Archive for February, 2004
AsylumLAN 15 has come and gone, so I’m fairly well in a time crunch.
I did manage to put in a couple of hours in Final Fantasy Crystal Chronicles, and I will say this: it’s definitely a game where you have to work together. It’s almost like playing Final Fantasy Lite (TM). I didn’t really check out any of the single player features in the game, but I can’t imagine the game being nearly as fun if you don’t have three other people you are trying to coordinate moves with.
Yeah, I thought this was a short update, too.
There is an interesting pair of articles over at the Richmond Times Dispatch that deals with retro gaming. They do quite a bit of listing of just what kinds of retro games that have been released (or rereleased).

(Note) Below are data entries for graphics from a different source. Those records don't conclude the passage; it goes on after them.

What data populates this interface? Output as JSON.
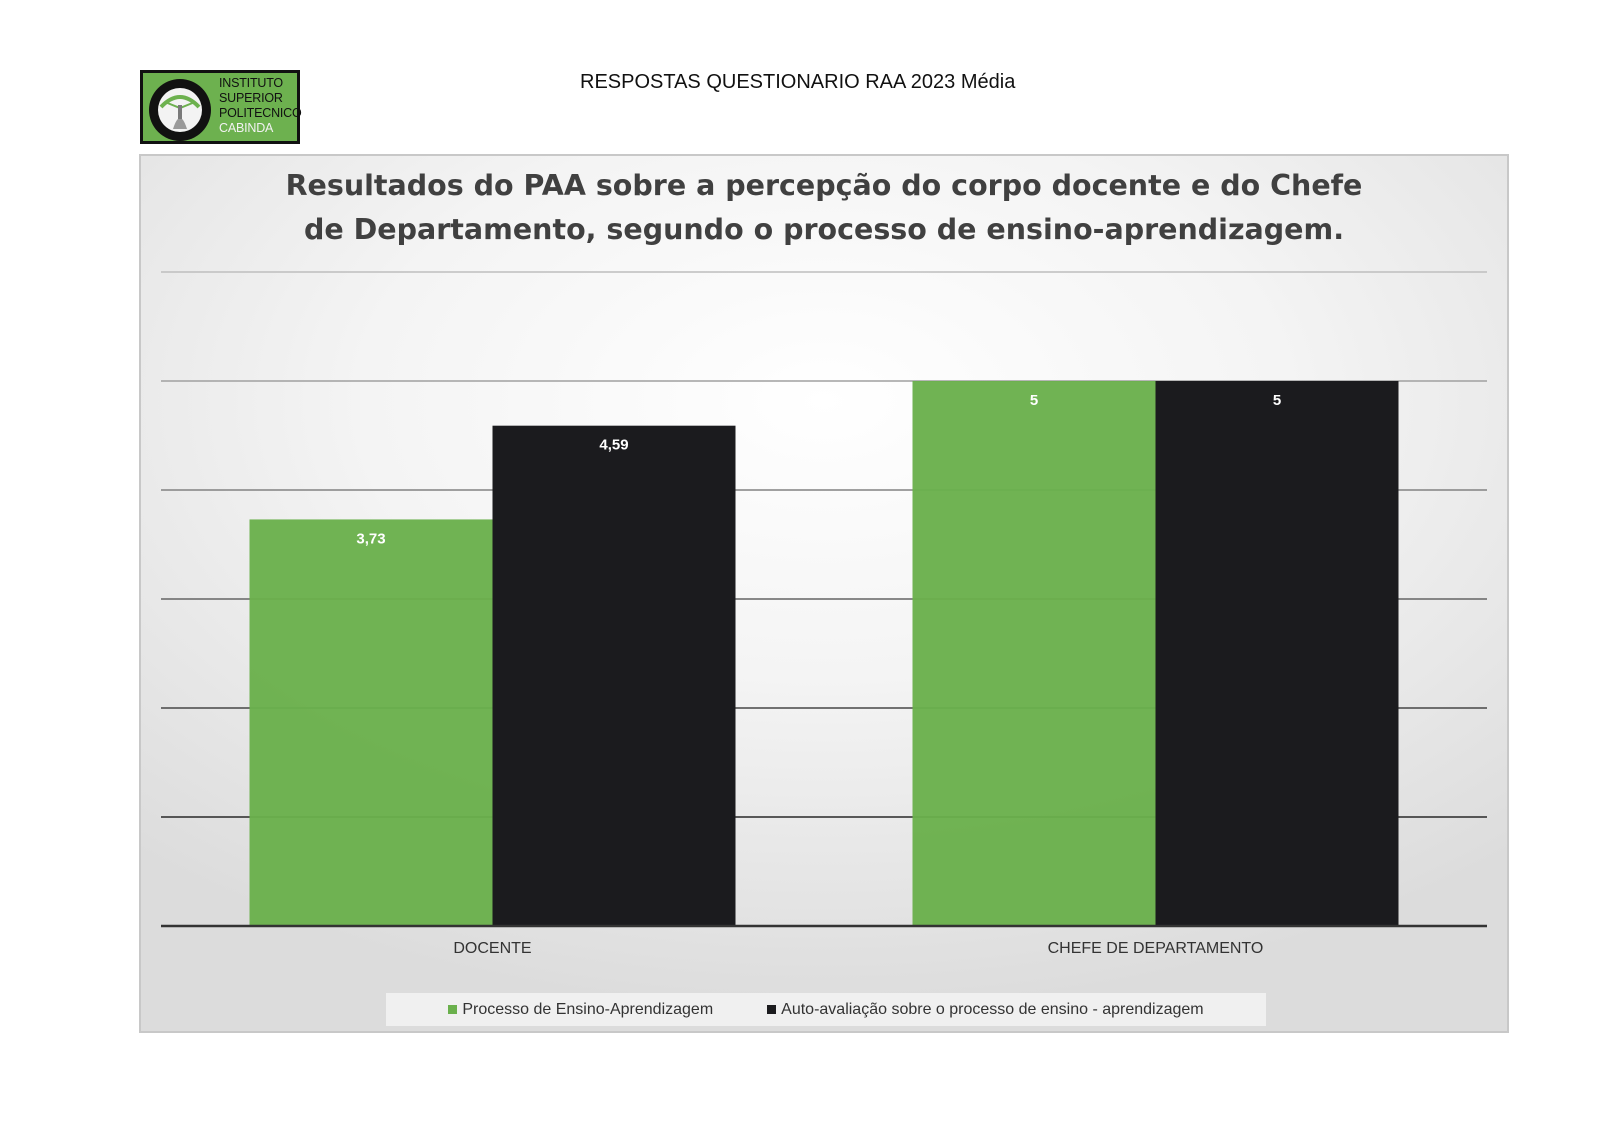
{
  "header": {
    "text": "RESPOSTAS QUESTIONARIO RAA 2023 Média"
  },
  "logo": {
    "lines": [
      "INSTITUTO",
      "SUPERIOR",
      "POLITECNICO",
      "CABINDA"
    ],
    "colors": {
      "background": "#6db14f",
      "seal": "#111111"
    }
  },
  "chart_data": {
    "type": "bar",
    "title_lines": [
      "Resultados do PAA sobre a percepção do corpo docente e do Chefe",
      "de Departamento, segundo o processo de ensino-aprendizagem."
    ],
    "categories": [
      "DOCENTE",
      "CHEFE DE DEPARTAMENTO"
    ],
    "series": [
      {
        "name": "Processo de Ensino-Aprendizagem",
        "values": [
          3.73,
          5
        ],
        "labels": [
          "3,73",
          "5"
        ],
        "color": "#6ab04c"
      },
      {
        "name": "Auto-avaliação sobre o processo de ensino - aprendizagem",
        "values": [
          4.59,
          5
        ],
        "labels": [
          "4,59",
          "5"
        ],
        "color": "#1b1b1e"
      }
    ],
    "ylim": [
      0,
      6
    ],
    "grid": true,
    "y_tick_labels_shown": false,
    "legend": "bottom"
  }
}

Retro gaming is something that I’ve seen coming for a long time. During the ‘Sega vs. Nintendo’ wars, almost everything was directed squarely at me. Okay, well, maybe not me specifically, but I was definately in the target market. Problem was, though, that I didn’t have the kind of money that I needed to get all the games that I wanted (a problem that still persists today), so there were a lot of games that I either missed out on playing or got rid of so that I could play something else. Now that I seem to have a dollar or two in my pocket, I’m going back to those same stores to try and get some of those games back.
Now, I’m sure that there’s people that play these older games exclusively, just like there’s a lot of people who play new games exclusively, but I can’t do that. Yes, I believe that it’s important to know about and play some of these games (some of the conventions used in those early games are still in use today), but I like to play something new once in a while.
So now that there’s people in their 20’s and 30’s (and on up) that are trying to get back some of the games that they had growing up, and there’s people younger than that who realize that some of the older games are actually good, and there’s been two results to this: companies are realizing that they can get away with releasing compilations of old games at low, low prices and not have to do a whole lot of work on them, and communities like FatManGames spring up to facilitate the collecting of these games. Unfortunately, a lot of the games that are sought after are rare, expensive, and probably both.
So that drives people (for better or worse) to the emulation scene, well, that’s not the only factor, but I’m willing to bet it’s the biggest one. I’m not going to go into the legality of emulation or ROMs or any of that again, but as long as there’s at least some people that get into collecting and maintaining old games and systems after trying them out on an emulator, there’s some hope for ROM Masters.